Superintendent Jenny Powell said the role of SNTs would “focus on changing demand and changing calls for service”.

She said officers and staff would fulfil four core roles – vulnerability and safeguarding, community engagement, demand management and crime reduction.

Councillor Geoff Holdcroft said: “I accept Suffolk is a safe county but one particular perception of safety in this town concerns traffic. The problem has grown in The Thoroughfare – and with speeding elsewhere in the town, the perception is that someone will be badly injured. Some of us are in the mood for direct action.”

Mr Holdcroft said things would worsen if people “continued to see low-level crime being ignored”. He said the council had proposed a trial ‘blitz’ on rule-breaking in The Thoroughfare, but that the police “would not engage”.

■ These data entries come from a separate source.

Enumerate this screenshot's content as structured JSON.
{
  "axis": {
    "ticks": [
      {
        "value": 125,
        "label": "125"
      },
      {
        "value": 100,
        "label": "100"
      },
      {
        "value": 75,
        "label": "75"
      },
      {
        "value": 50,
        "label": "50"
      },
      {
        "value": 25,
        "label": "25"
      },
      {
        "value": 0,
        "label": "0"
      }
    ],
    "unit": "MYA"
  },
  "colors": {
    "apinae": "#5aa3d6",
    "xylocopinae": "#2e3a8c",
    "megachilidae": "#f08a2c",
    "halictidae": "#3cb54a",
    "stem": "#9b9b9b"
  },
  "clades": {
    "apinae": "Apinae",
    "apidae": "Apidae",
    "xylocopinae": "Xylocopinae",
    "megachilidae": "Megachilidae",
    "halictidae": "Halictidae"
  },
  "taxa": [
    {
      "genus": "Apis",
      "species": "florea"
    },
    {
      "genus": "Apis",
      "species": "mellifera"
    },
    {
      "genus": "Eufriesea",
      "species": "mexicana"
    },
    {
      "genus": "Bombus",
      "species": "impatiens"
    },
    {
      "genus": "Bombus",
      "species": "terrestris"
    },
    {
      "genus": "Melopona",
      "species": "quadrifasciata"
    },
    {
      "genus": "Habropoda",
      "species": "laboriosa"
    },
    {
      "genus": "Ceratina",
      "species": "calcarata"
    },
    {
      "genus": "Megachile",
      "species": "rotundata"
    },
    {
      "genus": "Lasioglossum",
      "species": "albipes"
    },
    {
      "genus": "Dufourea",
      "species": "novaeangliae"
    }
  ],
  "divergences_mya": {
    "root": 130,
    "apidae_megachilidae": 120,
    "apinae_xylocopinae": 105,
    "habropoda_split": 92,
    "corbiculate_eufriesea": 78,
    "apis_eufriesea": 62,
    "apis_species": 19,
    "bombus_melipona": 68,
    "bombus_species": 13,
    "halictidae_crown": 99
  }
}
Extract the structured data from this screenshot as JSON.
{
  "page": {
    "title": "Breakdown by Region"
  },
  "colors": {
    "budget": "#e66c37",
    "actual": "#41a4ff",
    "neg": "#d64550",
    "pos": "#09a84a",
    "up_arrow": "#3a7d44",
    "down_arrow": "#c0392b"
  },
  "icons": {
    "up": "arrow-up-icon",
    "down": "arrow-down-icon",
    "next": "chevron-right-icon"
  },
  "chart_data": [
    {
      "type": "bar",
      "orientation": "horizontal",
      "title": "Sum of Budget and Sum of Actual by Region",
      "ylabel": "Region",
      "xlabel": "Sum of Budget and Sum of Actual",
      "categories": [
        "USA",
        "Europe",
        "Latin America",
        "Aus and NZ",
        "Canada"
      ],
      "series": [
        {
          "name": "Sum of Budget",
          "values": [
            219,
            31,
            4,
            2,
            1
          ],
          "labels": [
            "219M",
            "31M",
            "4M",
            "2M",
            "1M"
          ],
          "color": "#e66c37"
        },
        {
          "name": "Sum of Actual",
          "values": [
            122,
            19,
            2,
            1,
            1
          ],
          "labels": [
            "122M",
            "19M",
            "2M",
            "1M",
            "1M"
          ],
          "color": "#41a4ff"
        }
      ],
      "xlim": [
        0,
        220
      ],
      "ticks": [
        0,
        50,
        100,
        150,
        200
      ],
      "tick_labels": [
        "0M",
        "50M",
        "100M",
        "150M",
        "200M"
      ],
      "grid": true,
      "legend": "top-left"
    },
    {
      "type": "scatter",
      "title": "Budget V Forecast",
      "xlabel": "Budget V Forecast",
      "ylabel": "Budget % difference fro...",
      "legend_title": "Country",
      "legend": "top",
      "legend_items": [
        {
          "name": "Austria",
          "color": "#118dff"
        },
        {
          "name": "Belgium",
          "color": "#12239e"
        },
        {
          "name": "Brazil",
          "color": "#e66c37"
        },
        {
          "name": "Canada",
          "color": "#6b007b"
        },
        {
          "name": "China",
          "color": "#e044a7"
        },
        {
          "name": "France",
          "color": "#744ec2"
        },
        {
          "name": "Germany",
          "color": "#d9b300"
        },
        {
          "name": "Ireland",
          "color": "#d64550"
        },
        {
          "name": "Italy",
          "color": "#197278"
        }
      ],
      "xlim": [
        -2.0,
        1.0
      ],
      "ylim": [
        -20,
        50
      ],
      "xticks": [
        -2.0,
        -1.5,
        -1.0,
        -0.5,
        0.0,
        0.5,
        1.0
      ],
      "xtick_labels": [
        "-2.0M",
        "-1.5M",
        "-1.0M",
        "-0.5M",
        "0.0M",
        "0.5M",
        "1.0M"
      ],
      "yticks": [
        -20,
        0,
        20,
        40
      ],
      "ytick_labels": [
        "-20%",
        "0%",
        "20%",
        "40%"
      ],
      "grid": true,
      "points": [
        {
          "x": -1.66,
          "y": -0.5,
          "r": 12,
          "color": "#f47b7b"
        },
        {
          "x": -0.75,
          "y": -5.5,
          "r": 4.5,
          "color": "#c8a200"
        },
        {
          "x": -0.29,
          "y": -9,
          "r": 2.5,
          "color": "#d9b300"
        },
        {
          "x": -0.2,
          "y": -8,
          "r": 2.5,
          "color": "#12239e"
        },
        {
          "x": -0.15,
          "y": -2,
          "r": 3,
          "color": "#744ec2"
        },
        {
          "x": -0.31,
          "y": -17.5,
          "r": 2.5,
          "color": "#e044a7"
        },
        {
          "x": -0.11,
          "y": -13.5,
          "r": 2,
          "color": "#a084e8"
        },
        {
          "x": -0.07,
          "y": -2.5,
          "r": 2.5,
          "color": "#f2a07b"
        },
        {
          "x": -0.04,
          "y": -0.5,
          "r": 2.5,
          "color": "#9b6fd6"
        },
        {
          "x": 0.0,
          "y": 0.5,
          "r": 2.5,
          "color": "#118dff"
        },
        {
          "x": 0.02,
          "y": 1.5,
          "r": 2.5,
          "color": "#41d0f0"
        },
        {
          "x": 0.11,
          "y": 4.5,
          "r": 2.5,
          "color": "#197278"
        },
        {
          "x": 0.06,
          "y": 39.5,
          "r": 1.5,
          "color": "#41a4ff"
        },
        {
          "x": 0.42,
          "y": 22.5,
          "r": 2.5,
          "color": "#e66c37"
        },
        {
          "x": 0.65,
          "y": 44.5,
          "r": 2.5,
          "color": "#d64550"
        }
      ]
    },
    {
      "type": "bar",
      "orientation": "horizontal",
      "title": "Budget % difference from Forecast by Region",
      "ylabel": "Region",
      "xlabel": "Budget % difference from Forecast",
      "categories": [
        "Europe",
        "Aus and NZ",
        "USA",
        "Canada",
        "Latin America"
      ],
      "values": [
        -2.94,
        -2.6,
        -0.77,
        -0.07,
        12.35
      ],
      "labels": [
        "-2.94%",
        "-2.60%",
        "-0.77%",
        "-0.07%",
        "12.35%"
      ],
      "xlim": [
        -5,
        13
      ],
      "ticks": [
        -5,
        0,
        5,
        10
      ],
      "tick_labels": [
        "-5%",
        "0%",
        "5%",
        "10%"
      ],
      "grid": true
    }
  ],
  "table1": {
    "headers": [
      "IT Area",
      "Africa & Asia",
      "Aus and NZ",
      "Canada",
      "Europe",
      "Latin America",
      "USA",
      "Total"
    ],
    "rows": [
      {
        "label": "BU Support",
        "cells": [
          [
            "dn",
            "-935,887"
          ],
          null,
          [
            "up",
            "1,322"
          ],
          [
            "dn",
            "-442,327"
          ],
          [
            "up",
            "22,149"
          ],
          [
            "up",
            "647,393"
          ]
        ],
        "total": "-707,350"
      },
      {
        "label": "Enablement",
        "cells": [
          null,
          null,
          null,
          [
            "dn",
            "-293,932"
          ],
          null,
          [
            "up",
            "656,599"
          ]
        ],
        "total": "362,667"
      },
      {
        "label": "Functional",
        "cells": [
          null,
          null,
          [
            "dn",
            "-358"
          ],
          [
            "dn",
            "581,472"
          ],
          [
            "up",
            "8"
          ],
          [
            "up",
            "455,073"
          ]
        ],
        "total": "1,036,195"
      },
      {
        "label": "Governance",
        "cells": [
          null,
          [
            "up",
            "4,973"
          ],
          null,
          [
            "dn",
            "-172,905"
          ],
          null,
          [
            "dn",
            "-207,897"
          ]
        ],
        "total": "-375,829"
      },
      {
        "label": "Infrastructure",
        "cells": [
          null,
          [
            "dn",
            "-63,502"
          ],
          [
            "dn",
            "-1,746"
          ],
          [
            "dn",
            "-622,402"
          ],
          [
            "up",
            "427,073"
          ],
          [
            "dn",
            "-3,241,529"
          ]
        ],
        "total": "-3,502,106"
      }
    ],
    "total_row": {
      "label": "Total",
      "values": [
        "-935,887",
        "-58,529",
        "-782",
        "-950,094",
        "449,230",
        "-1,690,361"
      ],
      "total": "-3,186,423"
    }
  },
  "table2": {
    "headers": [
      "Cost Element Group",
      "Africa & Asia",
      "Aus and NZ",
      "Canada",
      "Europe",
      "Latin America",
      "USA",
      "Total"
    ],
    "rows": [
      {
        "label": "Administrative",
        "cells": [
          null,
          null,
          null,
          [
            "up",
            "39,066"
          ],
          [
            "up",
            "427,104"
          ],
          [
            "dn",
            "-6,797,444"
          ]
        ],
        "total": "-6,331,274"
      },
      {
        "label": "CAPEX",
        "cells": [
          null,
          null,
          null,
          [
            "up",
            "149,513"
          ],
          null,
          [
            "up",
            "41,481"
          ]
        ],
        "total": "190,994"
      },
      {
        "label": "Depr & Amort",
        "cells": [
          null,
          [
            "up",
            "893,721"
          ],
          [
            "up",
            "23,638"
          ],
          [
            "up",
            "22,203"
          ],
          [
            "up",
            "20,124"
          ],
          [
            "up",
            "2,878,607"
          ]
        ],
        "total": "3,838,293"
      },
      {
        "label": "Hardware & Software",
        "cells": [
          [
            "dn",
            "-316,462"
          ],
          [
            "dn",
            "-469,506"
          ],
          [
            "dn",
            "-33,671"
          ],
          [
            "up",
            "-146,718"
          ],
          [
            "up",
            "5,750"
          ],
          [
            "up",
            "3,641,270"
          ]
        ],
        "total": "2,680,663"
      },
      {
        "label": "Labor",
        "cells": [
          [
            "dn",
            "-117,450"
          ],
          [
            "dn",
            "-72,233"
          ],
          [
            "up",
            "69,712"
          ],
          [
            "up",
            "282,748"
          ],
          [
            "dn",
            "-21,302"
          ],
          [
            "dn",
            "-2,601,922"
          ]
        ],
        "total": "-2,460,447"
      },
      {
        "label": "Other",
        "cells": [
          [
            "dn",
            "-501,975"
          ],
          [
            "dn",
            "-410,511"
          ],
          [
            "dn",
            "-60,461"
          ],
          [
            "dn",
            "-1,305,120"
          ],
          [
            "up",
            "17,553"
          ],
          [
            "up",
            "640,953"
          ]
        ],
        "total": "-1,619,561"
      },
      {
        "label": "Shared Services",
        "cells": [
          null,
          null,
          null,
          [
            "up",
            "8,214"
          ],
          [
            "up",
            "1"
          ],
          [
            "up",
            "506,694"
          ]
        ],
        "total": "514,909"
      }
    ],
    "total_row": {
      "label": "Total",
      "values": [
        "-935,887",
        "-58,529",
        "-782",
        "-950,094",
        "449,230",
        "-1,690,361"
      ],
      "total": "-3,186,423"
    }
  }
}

Mr Passmore said he would discuss the issue with the chief constable.

Supt Powell said: “This needs to be considered in light of changing demand. That said, we will have to come up with a way of dealing with this. It will be something we have to balance, but it is not something we can put a dedicated resource to.”

Woodbridge resident, Andrew Casey, asked what police would do about the “flagrant disregard of bylaws in The Thoroughfare”.

“One has a feeling it is not considered a priority,” he added.

Mr Passmore said Suffolk was also one of only two constabularies to increase roads policing, adding: “We are putting forward a proposal, agreed by public sector leaders, to decriminalise parking enforcement across Suffolk. We need to ensure parking is enforced properly but, at the same time, work together to find a solution that is self-financing.”

Councillor Martin Sylvester raised the issue of Woodbridge police station’s front desk going unsupervised.

Mr Passmore said that to keep all front desks open around the county would cost an extra £750,000 a year.

Supt Powell said the number of front desk inquiries ranged from as many as 53 to as few as 17 a day.